Caplen, a long-time duty provider, pointed to the uncertainty that continues to afflict the sector, six months after the Ministry of Justice published its reform blueprint.
He said: ‘The MoJ issued its final response to its Transforming Legal Aid Consultation on 27 February, along with the release of the KPMG report on the ministry’s proposed two-tier contract structure. Yet most of our concerns remain to be addressed.’
The new contracting arrangements introduced two-tier contracts: one for own-client work, available to all qualifying firms; and a second for duty contracts, available to a limited number of firms. To bid for duty contracts, firms need to have an own-client contract.

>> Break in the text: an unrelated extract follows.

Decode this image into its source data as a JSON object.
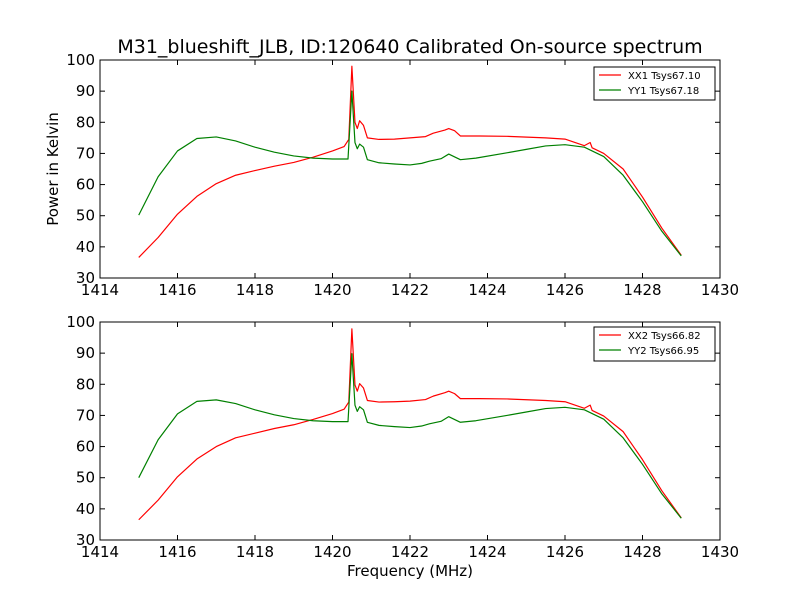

The tender process for own-client work ended in May. But in late July, under pressure from the Law Society, the MoJ announced that the start date for the tender for duty provider contracts would be deferred until October.
Yet with just a few weeks to go, the ministry has failed to provide the tender information it promised to help bidder preparations.
So short is the planned time frame, with the new contracts intended to commence on 1 July next year, Caplen believes that it may be time for the MoJ to admit that the scheme as presently conceived (with so much outstanding) is unviable.
There is also no indication when the MoJ will begin paying out an estimated £9m to fund interim Crown court payments for solicitors in long-running cases, promised in March to help with their cashflow.
This was expected to begin in mid- to late-August.
Caplen told the Gazette: ‘The KPMG report identified a need for a different response in nine rural and 21 other areas. What is proposed by the government?
‘We set out 45 pages of concerns on the draft duty contracts, with significant concerns for the process in the 32 Greater London contract areas. Again, what is proposed? That is why we urged a rescheduling with no contracts being awarded before May 2015. The plight of criminal law practitioners and the threat to the working of a criminal justice system worries me deeply. I stand ready to do whatever I can to assist in seeking urgent solutions.’
Caplen will launch the Access to Justice campaign at Chancery Lane on 8 September.